Capítulo XLVI - O crédito ilimitado No dia seguinte, por volta das duas horas da tarde, uma caleça puxada por dois magníficos cavalos ingleses parou diante da porta de Monte-Cristo. Um homem de casaca azul, com botões de seda da mesma cor, colete branco atravessado por enorme corrente de ouro e calças cor de avelã, e de cabelo tão preto e descendo-lhe até tão perto das sobrancelhas que se hesitaria em julgá-lo natural, de tal forma parecia pouco de harmonia com as rugas inferiores, que não conseguia ocultar, um homem, enfim, de cinquenta a cinquenta e cinco anos e que procurava aparentar quarenta meteu a cabeça pela portinhola, em cuja almofada se via pintada uma coroa de barão, e mandou o seu mandarete perguntar ao porteiro se o conde de Monte-Cristo estava em casa.
Enquanto esperava, o homem pôs-se a observar, com uma atenção tão minuciosa, que se tornava quase impertinente, o exterior da casa, o que se podia distinguir do jardim e a libré de alguns criados que se viam ir e vir.

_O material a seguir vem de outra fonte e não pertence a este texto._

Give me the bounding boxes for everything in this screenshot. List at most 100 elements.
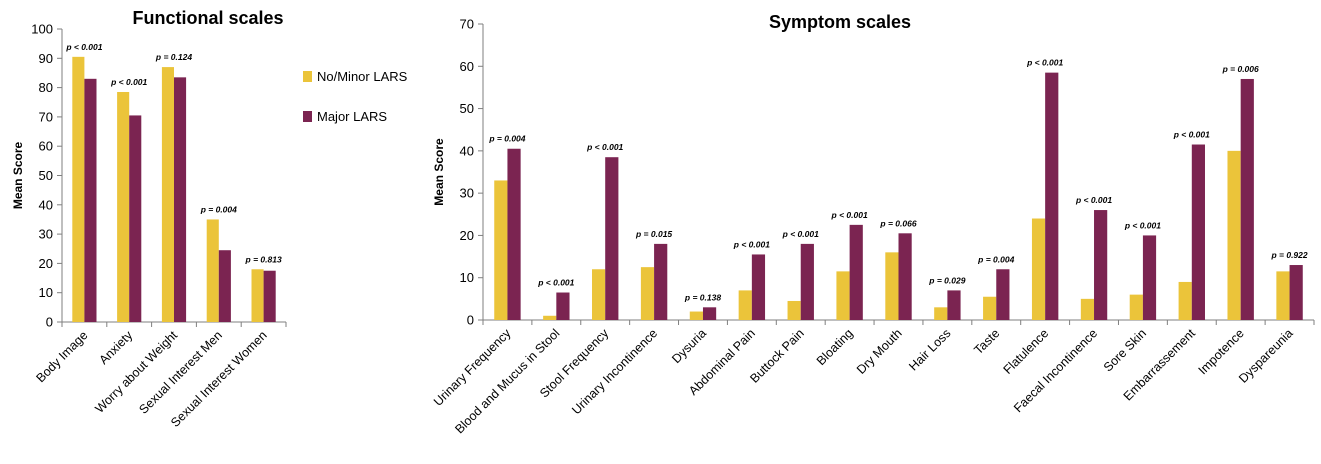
symptom-y-tick-label: 20 <box>460 228 474 243</box>
symptom-y-tick-label: 10 <box>460 270 474 285</box>
symptom-p-value: p = 0.922 <box>1270 250 1307 260</box>
functional-category-label: Sexual Interest Men <box>136 328 225 417</box>
symptom-bar-major <box>702 307 717 320</box>
symptom-y-tick-label: 0 <box>467 313 474 328</box>
functional-p-value: p < 0.001 <box>65 42 102 52</box>
legend-label-minor: No/Minor LARS <box>317 69 408 84</box>
functional-y-tick-label: 10 <box>39 285 53 300</box>
functional-bar-minor <box>72 56 85 323</box>
functional-p-value: p = 0.004 <box>200 204 237 214</box>
symptom-y-tick-label: 40 <box>460 143 474 158</box>
legend-swatch-minor <box>303 71 312 82</box>
symptom-y-tick-label: 70 <box>460 17 474 32</box>
symptom-bar-minor <box>1227 150 1241 320</box>
functional-y-tick-label: 30 <box>39 227 53 242</box>
symptom-bar-minor <box>640 267 655 320</box>
symptom-category-label: Flatulence <box>1001 326 1052 377</box>
symptom-p-value: p = 0.138 <box>684 292 721 302</box>
functional-y-tick-label: 70 <box>39 109 53 124</box>
symptom-category-label: Hair Loss <box>906 326 953 373</box>
symptom-p-value: p = 0.004 <box>488 134 525 144</box>
symptom-p-value: p < 0.001 <box>1075 195 1112 205</box>
symptom-p-value: p < 0.001 <box>1026 58 1063 68</box>
symptom-bar-major <box>1094 210 1108 320</box>
symptom-category-label: Impotence <box>1196 326 1247 377</box>
symptom-y-axis-label: Mean Score <box>432 138 446 206</box>
functional-bar-minor <box>206 219 219 322</box>
functional-bar-major <box>218 250 231 322</box>
symptom-p-value: p < 0.001 <box>1124 220 1161 230</box>
functional-y-tick-label: 100 <box>31 22 53 37</box>
symptom-bar-minor <box>738 290 752 320</box>
symptom-p-value: p < 0.001 <box>586 142 623 152</box>
symptom-p-value: p < 0.001 <box>733 239 770 249</box>
symptom-y-tick-label: 30 <box>460 186 474 201</box>
functional-bar-major <box>84 78 97 322</box>
symptom-bar-major <box>1289 265 1303 320</box>
legend-swatch-major <box>303 111 312 122</box>
symptom-bar-major <box>556 292 570 320</box>
symptom-bar-minor <box>592 269 606 320</box>
functional-bar-minor <box>117 91 130 323</box>
symptom-chart-title: Symptom scales <box>769 12 911 32</box>
symptom-bar-major <box>1191 144 1205 320</box>
symptom-category-label: Urinary Incontinence <box>569 326 660 417</box>
symptom-bar-major <box>1045 72 1059 320</box>
symptom-bar-major <box>605 157 619 320</box>
symptom-bar-minor <box>689 311 703 320</box>
symptom-category-label: Bloating <box>814 326 856 368</box>
functional-category-label: Anxiety <box>96 328 135 367</box>
functional-y-tick-label: 60 <box>39 139 53 154</box>
functional-y-tick-label: 0 <box>46 315 53 330</box>
symptom-bar-major <box>849 224 863 320</box>
functional-y-tick-label: 80 <box>39 80 53 95</box>
symptom-p-value: p = 0.015 <box>635 229 672 239</box>
symptom-p-value: p = 0.004 <box>977 254 1014 264</box>
legend-label-major: Major LARS <box>317 109 387 124</box>
functional-bar-major <box>129 115 142 322</box>
functional-chart-title: Functional scales <box>132 8 283 28</box>
symptom-bar-major <box>751 254 766 320</box>
functional-y-tick-label: 50 <box>39 168 53 183</box>
symptom-p-value: p = 0.006 <box>1222 64 1259 74</box>
symptom-bar-minor <box>1031 218 1046 320</box>
symptom-bar-minor <box>494 180 508 320</box>
symptom-p-value: p = 0.029 <box>928 275 965 285</box>
functional-y-tick-label: 40 <box>39 197 53 212</box>
functional-p-value: p = 0.813 <box>245 254 282 264</box>
symptom-p-value: p < 0.001 <box>1173 130 1210 140</box>
functional-y-tick-label: 20 <box>39 256 53 271</box>
symptom-p-value: p < 0.001 <box>782 229 819 239</box>
symptom-bar-major <box>947 290 961 320</box>
symptom-bar-major <box>507 148 521 320</box>
symptom-category-label: Sore Skin <box>1101 326 1149 374</box>
symptom-bar-major <box>654 243 668 320</box>
symptom-bar-minor <box>1276 271 1290 320</box>
symptom-bar-minor <box>836 271 850 320</box>
functional-bar-minor <box>251 269 264 322</box>
functional-p-value: p < 0.001 <box>110 77 147 87</box>
functional-p-value: p = 0.124 <box>155 52 192 62</box>
symptom-p-value: p = 0.066 <box>879 218 916 228</box>
symptom-bar-minor <box>983 296 997 320</box>
functional-bar-major <box>263 270 276 322</box>
functional-category-label: Worry about Weight <box>92 328 180 416</box>
symptom-bar-minor <box>934 307 948 320</box>
symptom-bar-major <box>1142 235 1157 320</box>
functional-y-axis-label: Mean Score <box>11 141 25 209</box>
functional-category-label: Body Image <box>33 328 90 385</box>
symptom-category-label: Dry Mouth <box>854 326 905 377</box>
symptom-y-tick-label: 50 <box>460 101 474 116</box>
symptom-y-tick-label: 60 <box>460 59 474 74</box>
symptom-category-label: Faecal Incontinence <box>1011 326 1100 415</box>
functional-y-tick-label: 90 <box>39 51 53 66</box>
symptom-bar-major <box>1240 78 1254 320</box>
functional-bar-major <box>174 77 187 322</box>
symptom-bar-minor <box>1080 298 1095 320</box>
symptom-bar-major <box>996 269 1010 320</box>
symptom-category-label: Taste <box>971 326 1002 357</box>
symptom-p-value: p < 0.001 <box>537 278 574 288</box>
symptom-category-label: Dysuria <box>669 326 709 366</box>
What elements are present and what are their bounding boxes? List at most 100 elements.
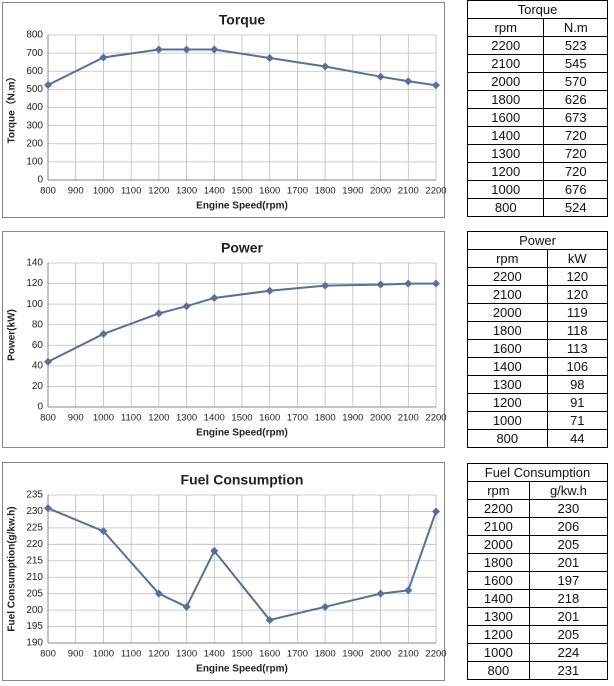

O homem tinha um olhar vivo, mas mais astuto do que espiritual, e lábios tão delgados que em vez de lhe saírem da boca lhe entravam nela.
Finalmente, a largura e a proeminência das maçãs-do-rosto, sinal infalível de astúcia, a depressão da testa e a grossura do occipício, que ultrapassava muito as grandes orelhas nada aristocráticas, contribuíam para dar, aos olhos de qualquer fisionomista um carácter quase repelente à figura desta personagem muito recomendável aos olhos do vulgo, pelo seu cabelo magnífico, pelo enorme diamante que trazia na camisa e pela fita vermelha que se estendia de uma botoeira à outra da casaca.
O mandarete bateu no postigo do porteiro e perguntou:
- É aqui que mora o Sr. Conde de Monte-Cristo?
- Sim, é aqui que mora Sua Excelência - respondeu o porteiro.
- Mas... E consultou Ali com a vista, o qual lhe fez um sinal negativo.
- Mas?... - insistiu o mandarete.
- Mas Sua Excelência não está visível - respondeu o porteiro.
- Nesse caso, aqui está o cartão do meu amo, o Sr. Barão Danglars. Entregue-o ao conde de Monte-Cristo e diga-lhe que ao ir para a Câmara o meu amo se desviou do caminho para ter a honra de o ver.
- Eu não falo com Sua Excelência - redarguiu o porteiro -, mas o criado de quarto dar-lhe-á o recado.
O mandarete voltou para a carruagem.
- Então? - perguntou Danglars.
O rapaz, muito envergonhado devido à lição que acabava de receber, transmitiu ao amo a resposta que lhe dera o porteiro.